26 Nisan 2024 Cuma / 18 Sevval 1445

Elmalılı’nın İbn-i Sina’ya cevabıdır

Elmalılı Hamdi Yazır, İbn-i Sînâ’nın Hazreti Peygamberin bir mucizesi olan ayın yarılması hâdisesi yorumuna tenkid yöneltmiştir. Yazır’ın tenkid ettiği bir diğer isim Fil Suresi dolayısıyla Muhammed Abduh’tur.

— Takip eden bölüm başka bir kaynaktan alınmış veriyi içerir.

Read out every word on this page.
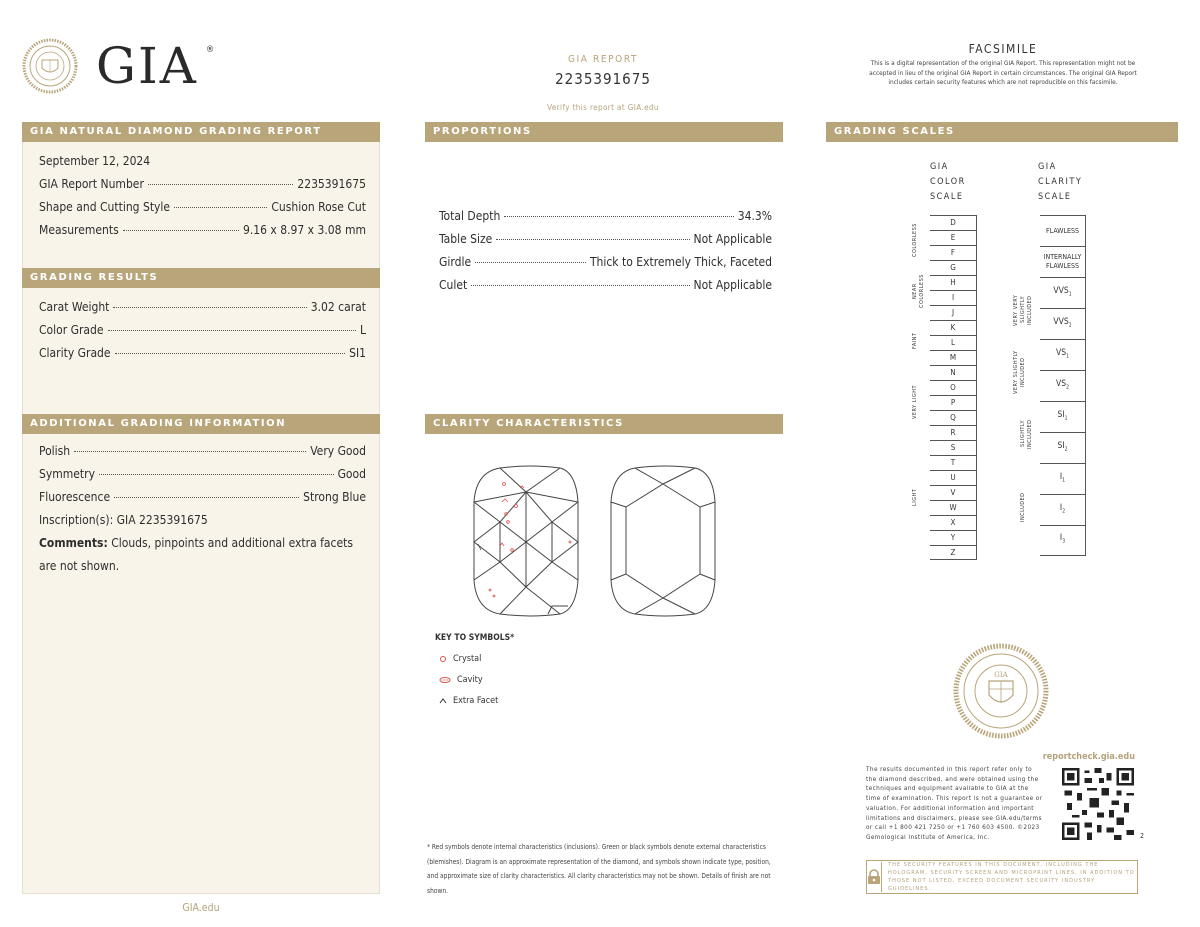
GIA ®
GIA REPORT
2235391675
Verify this report at GIA.edu
FACSIMILE
This is a digital representation of the original GIA Report. This representation might not be accepted in lieu of the original GIA Report in certain circumstances. The original GIA Report includes certain security features which are not reproducible on this facsimile.
GIA NATURAL DIAMOND GRADING REPORT
September 12, 2024
GIA Report Number	2235391675
Shape and Cutting Style	Cushion Rose Cut
Measurements	9.16 x 8.97 x 3.08 mm
GRADING RESULTS
Carat Weight	3.02 carat
Color Grade	L
Clarity Grade	SI1
ADDITIONAL GRADING INFORMATION
Polish	Very Good
Symmetry	Good
Fluorescence	Strong Blue
Inscription(s): GIA 2235391675
Comments: Clouds, pinpoints and additional extra facets
are not shown.
GIA.edu
PROPORTIONS
Total Depth	34.3%
Table Size	Not Applicable
Girdle	Thick to Extremely Thick, Faceted
Culet	Not Applicable
CLARITY CHARACTERISTICS
KEY TO SYMBOLS*
Crystal
Cavity
Extra Facet
* Red symbols denote internal characteristics (inclusions). Green or black symbols denote external characteristics (blemishes). Diagram is an approximate representation of the diamond, and symbols shown indicate type, position, and approximate size of clarity characteristics. All clarity characteristics may not be shown. Details of finish are not shown.
GRADING SCALES
GIA
COLOR
SCALE
GIA
CLARITY
SCALE
D
E
F
G
H
I
J
K
L
M
N
O
P
Q
R
S
T
U
V
W
X
Y
Z
FLAWLESS
INTERNALLY
FLAWLESS
$VVS_1$
$VVS_2$
$VS_1$
$VS_2$
$SI_1$
$SI_2$
$I_1$
$I_2$
$I_3$
COLORLESS
NEAR COLORLESS
FAINT
VERY LIGHT
LIGHT
VERY VERY SLIGHTLY INCLUDED
VERY SLIGHTLY INCLUDED
SLIGHTLY INCLUDED
INCLUDED
GIA
reportcheck.gia.edu
The results documented in this report refer only to the diamond described, and were obtained using the techniques and equipment available to GIA at the time of examination. This report is not a guarantee or valuation. For additional information and important limitations and disclaimers, please see GIA.edu/terms or call +1 800 421 7250 or +1 760 603 4500. ©2023 Gemological Institute of America, Inc.	2
THE SECURITY FEATURES IN THIS DOCUMENT, INCLUDING THE HOLOGRAM, SECURITY SCREEN AND MICROPRINT LINES, IN ADDITION TO THOSE NOT LISTED, EXCEED DOCUMENT SECURITY INDUSTRY GUIDELINES.
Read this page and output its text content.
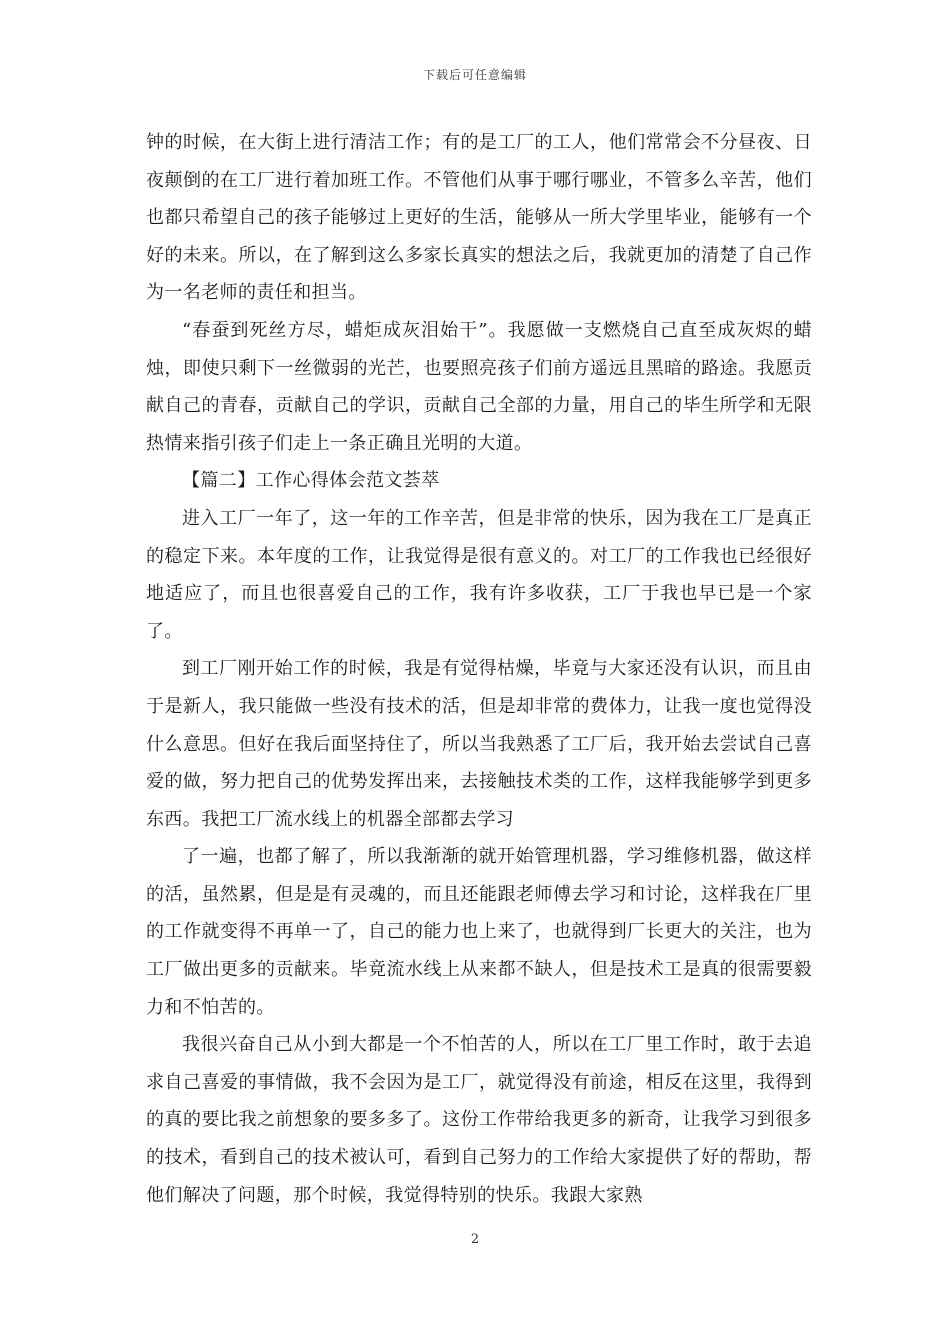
下载后可任意编辑

钟的时候，在大街上进行清洁工作；有的是工厂的工人，他们常常会不分昼夜、日夜颠倒的在工厂进行着加班工作。不管他们从事于哪行哪业，不管多么辛苦，他们也都只希望自己的孩子能够过上更好的生活，能够从一所大学里毕业，能够有一个好的未来。所以，在了解到这么多家长真实的想法之后，我就更加的清楚了自己作为一名老师的责任和担当。

“春蚕到死丝方尽，蜡炬成灰泪始干”。我愿做一支燃烧自己直至成灰烬的蜡烛，即使只剩下一丝微弱的光芒，也要照亮孩子们前方遥远且黑暗的路途。我愿贡献自己的青春，贡献自己的学识，贡献自己全部的力量，用自己的毕生所学和无限热情来指引孩子们走上一条正确且光明的大道。

【篇二】工作心得体会范文荟萃

进入工厂一年了，这一年的工作辛苦，但是非常的快乐，因为我在工厂是真正的稳定下来。本年度的工作，让我觉得是很有意义的。对工厂的工作我也已经很好地适应了，而且也很喜爱自己的工作，我有许多收获，工厂于我也早已是一个家了。

到工厂刚开始工作的时候，我是有觉得枯燥，毕竟与大家还没有认识，而且由于是新人，我只能做一些没有技术的活，但是却非常的费体力，让我一度也觉得没什么意思。但好在我后面坚持住了，所以当我熟悉了工厂后，我开始去尝试自己喜爱的做，努力把自己的优势发挥出来，去接触技术类的工作，这样我能够学到更多东西。我把工厂流水线上的机器全部都去学习

了一遍，也都了解了，所以我渐渐的就开始管理机器，学习维修机器，做这样的活，虽然累，但是是有灵魂的，而且还能跟老师傅去学习和讨论，这样我在厂里的工作就变得不再单一了，自己的能力也上来了，也就得到厂长更大的关注，也为工厂做出更多的贡献来。毕竟流水线上从来都不缺人，但是技术工是真的很需要毅力和不怕苦的。

我很兴奋自己从小到大都是一个不怕苦的人，所以在工厂里工作时，敢于去追求自己喜爱的事情做，我不会因为是工厂，就觉得没有前途，相反在这里，我得到的真的要比我之前想象的要多多了。这份工作带给我更多的新奇，让我学习到很多的技术，看到自己的技术被认可，看到自己努力的工作给大家提供了好的帮助，帮他们解决了问题，那个时候，我觉得特别的快乐。我跟大家熟

2
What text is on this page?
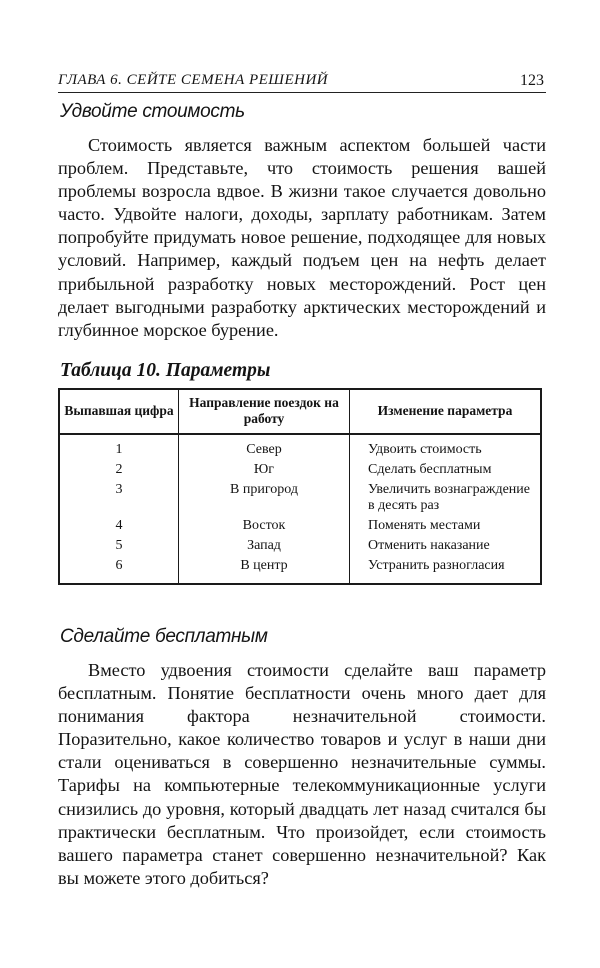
ГЛАВА 6. СЕЙТЕ СЕМЕНА РЕШЕНИЙ	123
Удвойте стоимость

Стоимость является важным аспектом большей части проблем. Представьте, что стоимость решения вашей проблемы возросла вдвое. В жизни такое случается довольно часто. Удвойте налоги, доходы, зарплату работникам. Затем попробуйте придумать новое решение, подходящее для новых условий. Например, каждый подъем цен на нефть делает прибыльной разработку новых месторождений. Рост цен делает выгодными разработку арктических месторождений и глубинное морское бурение.

Таблица 10. Параметры
Выпавшая цифра	Направление поездок на работу	Изменение параметра
1	Север	Удвоить стоимость
2	Юг	Сделать бесплатным
3	В пригород	Увеличить вознаграждение в десять раз
4	Восток	Поменять местами
5	Запад	Отменить наказание
6	В центр	Устранить разногласия
Сделайте бесплатным

Вместо удвоения стоимости сделайте ваш параметр бесплатным. Понятие бесплатности очень много дает для понимания фактора незначительной стоимости. Поразительно, какое количество товаров и услуг в наши дни стали оцениваться в совершенно незначительные суммы. Тарифы на компьютерные телекоммуникационные услуги снизились до уровня, который двадцать лет назад считался бы практически бесплатным. Что произойдет, если стоимость вашего параметра станет совершенно незначительной? Как вы можете этого добиться?
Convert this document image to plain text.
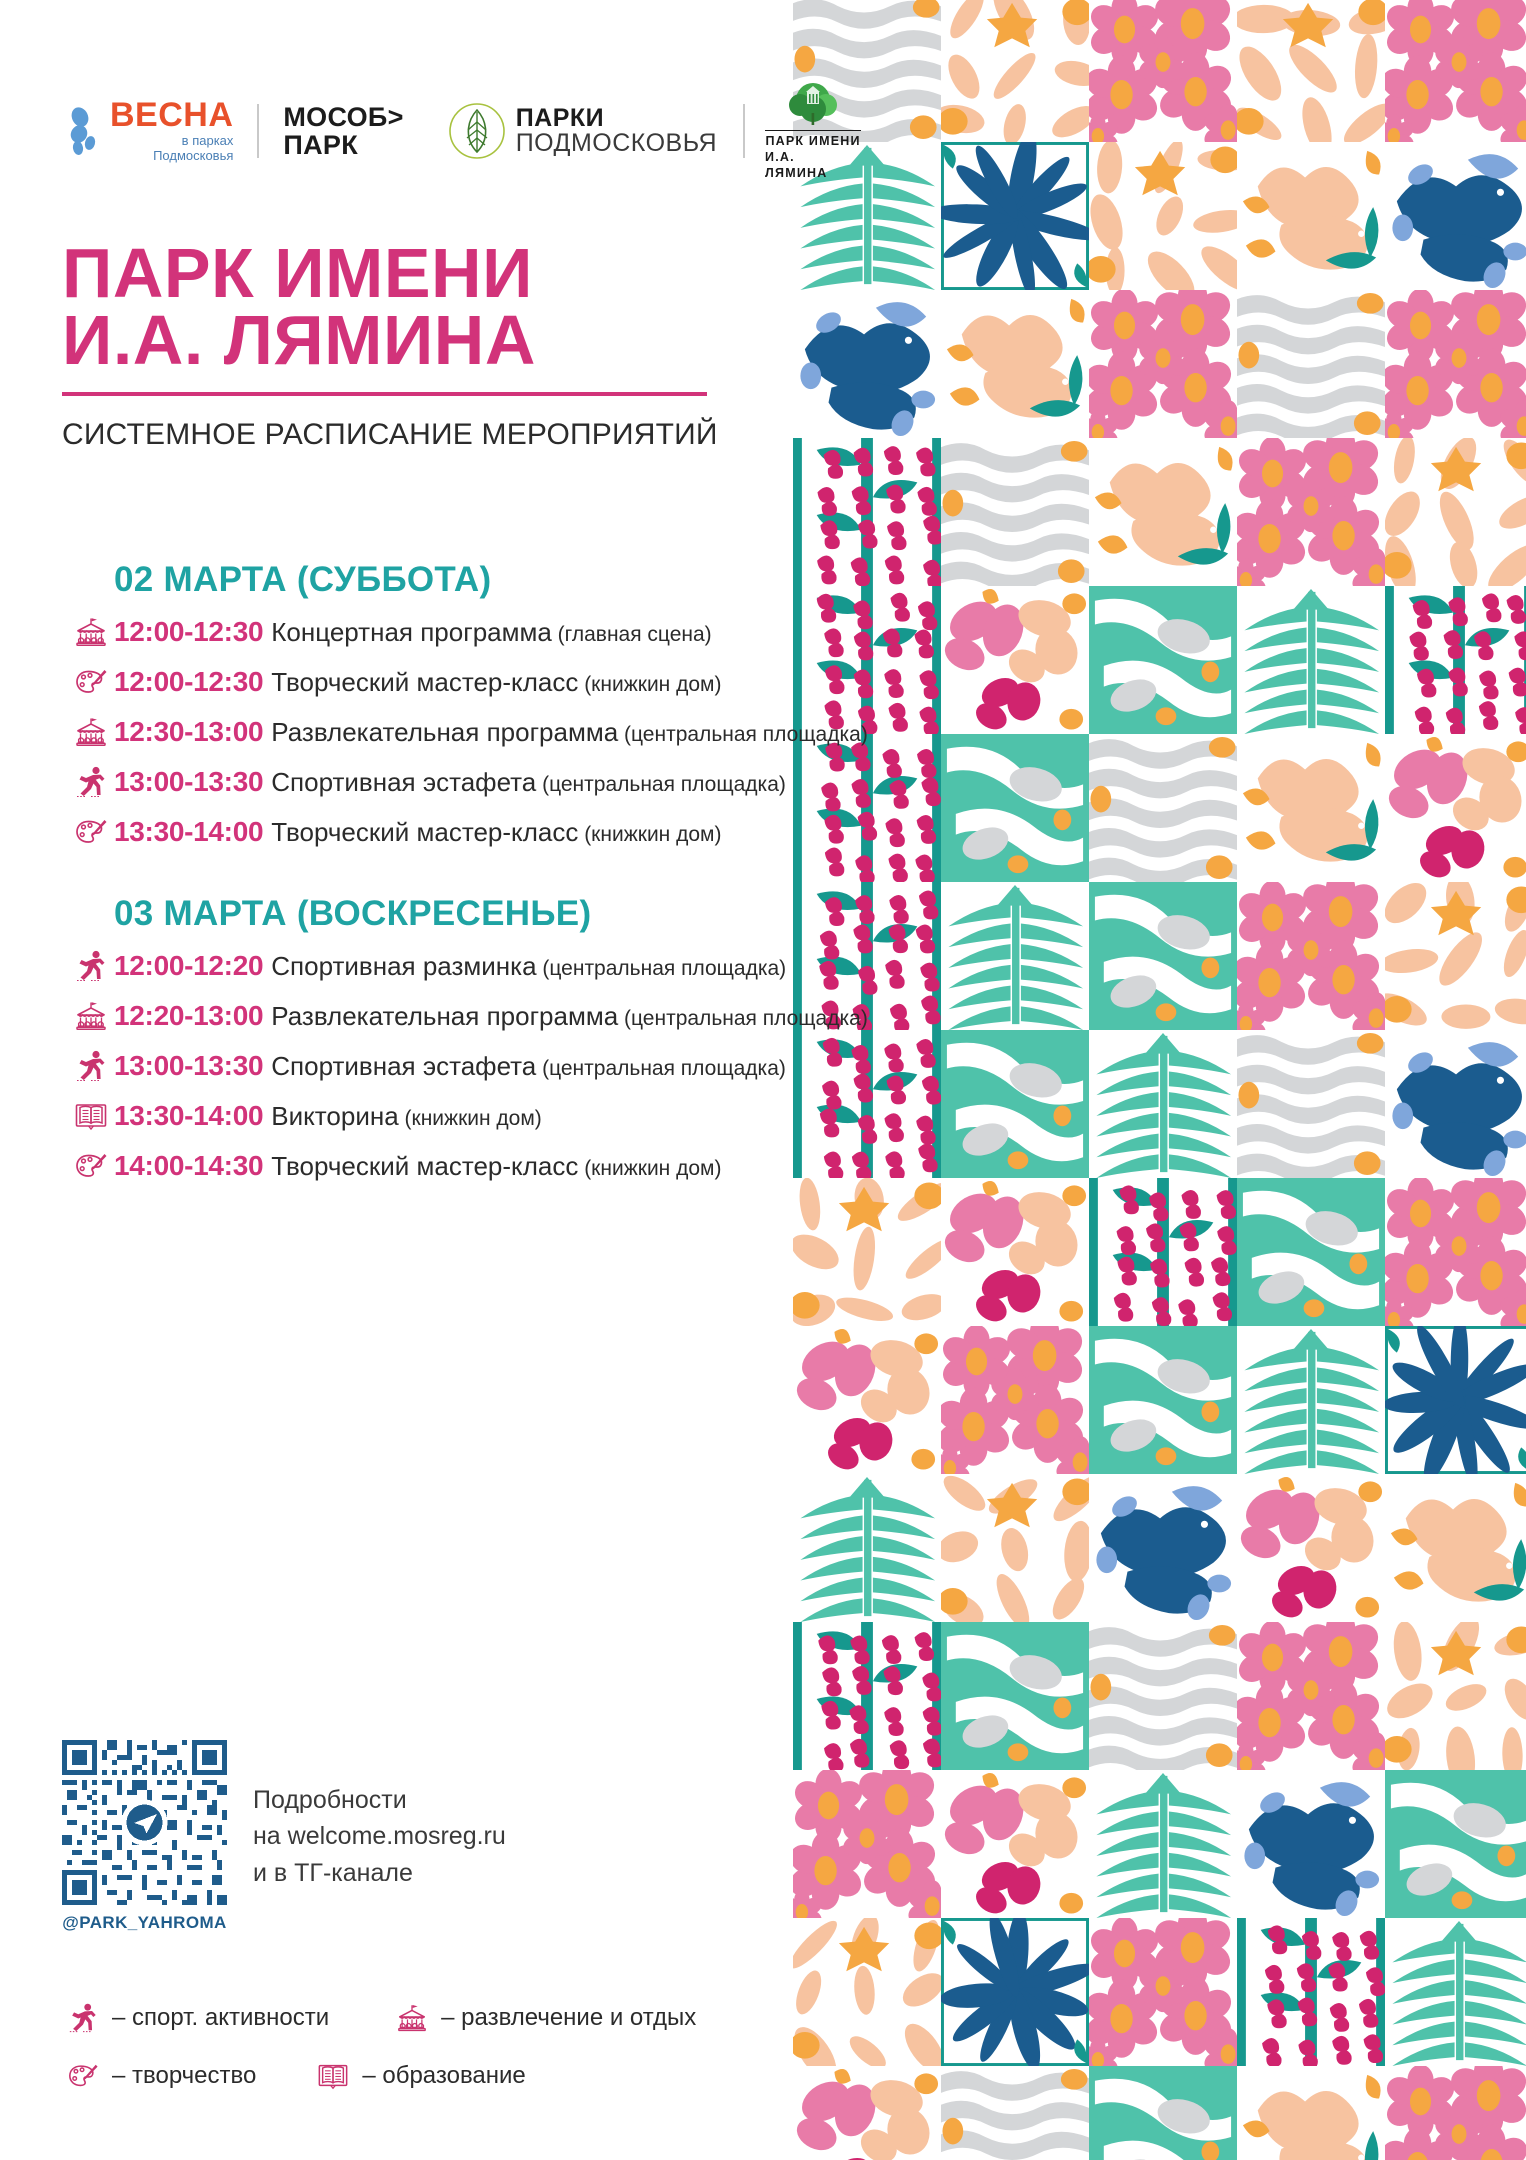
ВЕСНА
в парках
Подмосковья
МОСОБ>
ПАРК
ПАРКИ
ПОДМОСКОВЬЯ	ПАРК ИМЕНИ
И.А. ЛЯМИНА
ПАРК ИМЕНИ
И.А. ЛЯМИНА
СИСТЕМНОЕ РАСПИСАНИЕ МЕРОПРИЯТИЙ
02 МАРТА (СУББОТА)
12:00-12:30 Концертная программа (главная сцена)
12:00-12:30 Творческий мастер-класс (книжкин дом)
12:30-13:00 Развлекательная программа (центральная площадка)
13:00-13:30 Спортивная эстафета (центральная площадка)
13:30-14:00 Творческий мастер-класс (книжкин дом)
03 МАРТА (ВОСКРЕСЕНЬЕ)
12:00-12:20 Спортивная разминка (центральная площадка)
12:20-13:00 Развлекательная программа (центральная площадка)
13:00-13:30 Спортивная эстафета (центральная площадка)
13:30-14:00 Викторина (книжкин дом)
14:00-14:30 Творческий мастер-класс (книжкин дом)
@PARK_YAHROMA
Подробности
на welcome.mosreg.ru
и в ТГ-канале
– спорт. активности	– развлечение и отдых
– творчество	– образование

SALİH KARTAL9 Şubat 2018 Cuma 07:00 - Güncelleme:
Elmalılı’nın İbn-i Sina’ya cevabıdır

Elmalılı Hamdi Yazır Efendi, Sultan II. Abdulhamid’in tahta yeni çıktığı bir dönemde dünyaya gelmiş (1878), siyasi çalkantıların en fazla olduğu bir dönemde ilim tahsil etmiş, buna rağmen çalışmalarında muvaffakiyetlere erişmiş, gerek Osmanlı gerek Türkiye Cumhuriyeti döneminde çeşitli vazifelerde bulunmuş, kıymetli ve dirayetli bir ilim adamıdır. Son Osmanlı Şeyhülislâmı M. Sabri Efendi’nin Mısır’daki Ezher’den daha kıymetli gördüğü Osmanlı medreselerinde hem talebelik hem müderrislik yapmış, kendisinin söylemiş olmasından öğrendiğimiz üzere 40 günde Fransızca öğrenmiş, Felsefe ve Kelam ilmiyle ilgilenmiş, bu alanda tercüme ve telif eserler vermiştir.
II. Meşrutiyet’in ilanıyla Antalya meb’ûsu olan Elmalılı, Damat Ferit Paşa döneminde Sultan Vahideddin’in emriyle Vakıflar müdürlüğü görevini deruhte etmiştir. Siyasî alanda yürüttüğü vazifelerde onun İslâm Hukuku formasyonunun inkâr edilemez bir etkisi olduğu açıktır. Ülkemizde tanınmasına vesile olan çalışması kuşkusuz Hak Dini Kur’an Dili isimli Türkçe Kur’an-ı Kerim tefsiridir.

İLMİ MESULİYET

Elmalılı eserlerinde, yeri geldikçe hakikate ve ekseri ulemânın ittifakına muhalif görüş bildiren âlimleri, ilgili mesele çerçevesinde eleştirmekten geri durmamış, bu anlamda yetkin olduğu sahalarda ilmî mesuliyetin gereğini yapmaktan imtina etmemiştir. Kökler Yayınevinden, Serkan Ünal imzasıyla çıkan Elmalılı Muhammed Hamdi Yazır ve Tenkitçi Yönü isimli çalışma işte alimin bu yönüne dikkat çekmektedir. Söz konusu eser, Elmalılı’nın tenkid ettiği hususen iki ismi, İbn Sînâ ve Muhammed Abduh’u geniş çerçevede, el-Cübbâî, Kadı Abdulcebbâr, İbn Atıyye, İbnü’l-Arabî, EbûHayyân, Kazimirski ve İsmail Fenni Ertuğrul’u daha dar çerçevede konu edinmiştir.

Elmalılı Hamdi Yazır, İbn Sînâ’nın bir takım fiziksel yaklaşımlar sebebiyle, Hazreti Peygamberin bir mucizesi olan Ay’ın yarılması hâdisesini inkâr ettiğini düşünmüş, İbn Sînâ’nın bu yaklaşımına yine bilimsel birtakım yorumlarla tenkid yöneltmiştir. Yine İbn Sînâ’nın Felak Sûresi tefsirinde “yaratılmışların şerrinden” âyetine istiazede bulunanın bizzat kendisinin dahil olamayacağı şeklindeki görüşü de Elmalılı’nın tenkidine muhatap olmuştur.

Hamdi Efendi’nin tefsirinde ciddi bir yer ayırdığı, tenkide muhatap bir mesele de M. Abduh’un Fil Sûresi tefsirinde, Ebabil kuşları yerine sinek veya sivrisinek, taşlar yerine ise üzerinde çiçek ve kızamık mikrobu taşıyan toz parçacıkları yorumunu kat’i bir hakikat gibi sunmasıdır. Elmalılı, bu yaklaşımın aklî, naklî ve lugavî açıdan ciddi tutarsızlıklar barındırdığını ortaya koymuştur.  Kitap, bu tavrın Abduh’dan sonrada devam ettiğini, modern İslam düşüncesinin bir ürünü olduğunu, en temel sebebinin de akla yatkın olmayan hadisâtın, akla yatkın kılınmaya çalışma garabeti olduğunu çeşitli nakillerle okuyucuya sunmaktadır.